Strictly forbidden to climb trees. It is true that if the boys begin to climb trees indiscriminately in the school garden, soon there will not be a green leaf left on it. The director has to protect the institution’s property, and forbids the adventure. We understand his motives. But we are also saddened by the bureaucratic barrier that deprives the trees of the boys’ embrace, and the boys of the vital and quickening experience of climbing a tree and feeling its friendship in the high recesses of its green foliage.

To climb a tree, to conquer a summit, to plunge into the swift current of a mountain stream. To lie down on wild grass, to smell a flower without plucking it, to eat the ripe fruit fresh from the tree. To breathe nature, to feel spaces, to grip life. Invitation to reality, to fullness, to the fat of the land and the banquet of creation. But they forbid us to climb trees. And we miss the experience. Life in nature reflects once more the life of grace.
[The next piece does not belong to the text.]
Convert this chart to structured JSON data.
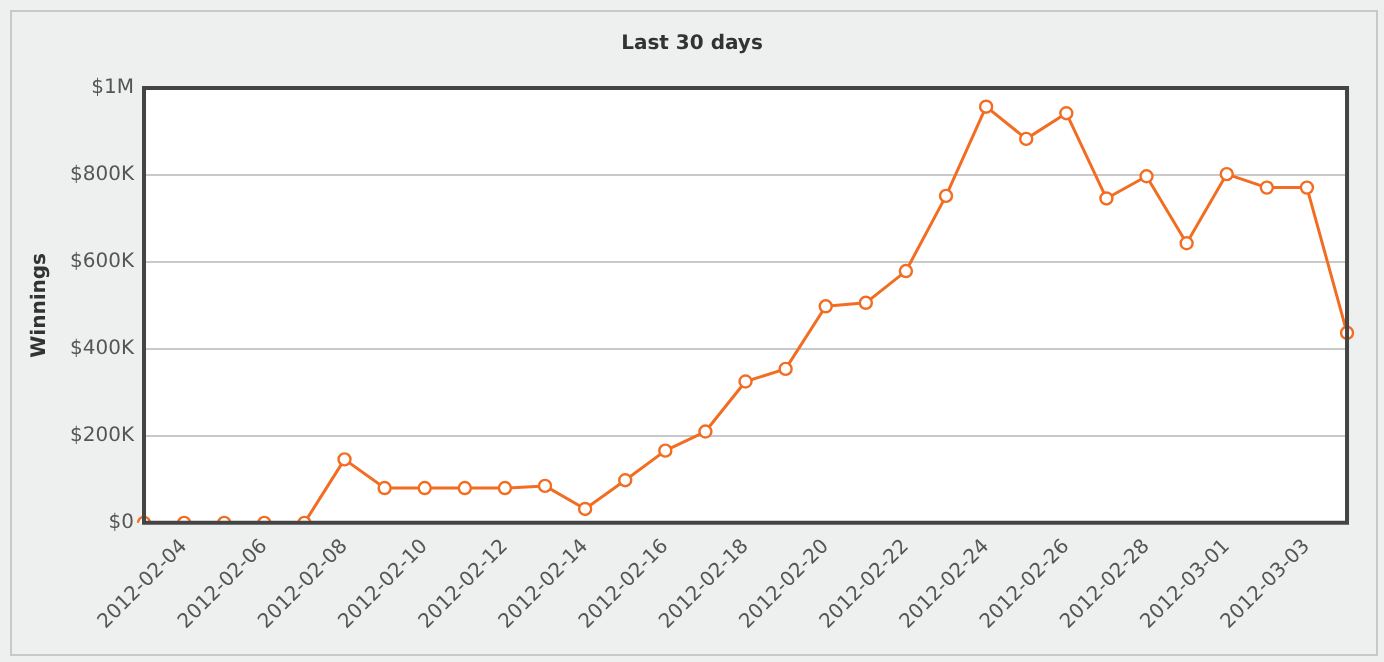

Also in our prayer life our teachers load us with precepts, impose discipline, draw barriers, teach rules; and in practice they deprive us of the direct experience of the realities of the spirit. Do not climb the tree. Enough for you to be allowed to glimpse it from afar. The direct experience of God is only for the mystics and the saints. Do not come near. Do not presume to tread grounds where angels do not dare. Be satisfied with the obscurity of faith and the glimpse of hope. Keep your distance. Worship from afar. Do not draw near. So we are told, and so we do. And we miss the climbing of the tree.

Leo Buscaglia went to see the boy expelled from the school, and gave him back his smile when he told him: ‘Now you have fifteen days to yourself to climb trees!’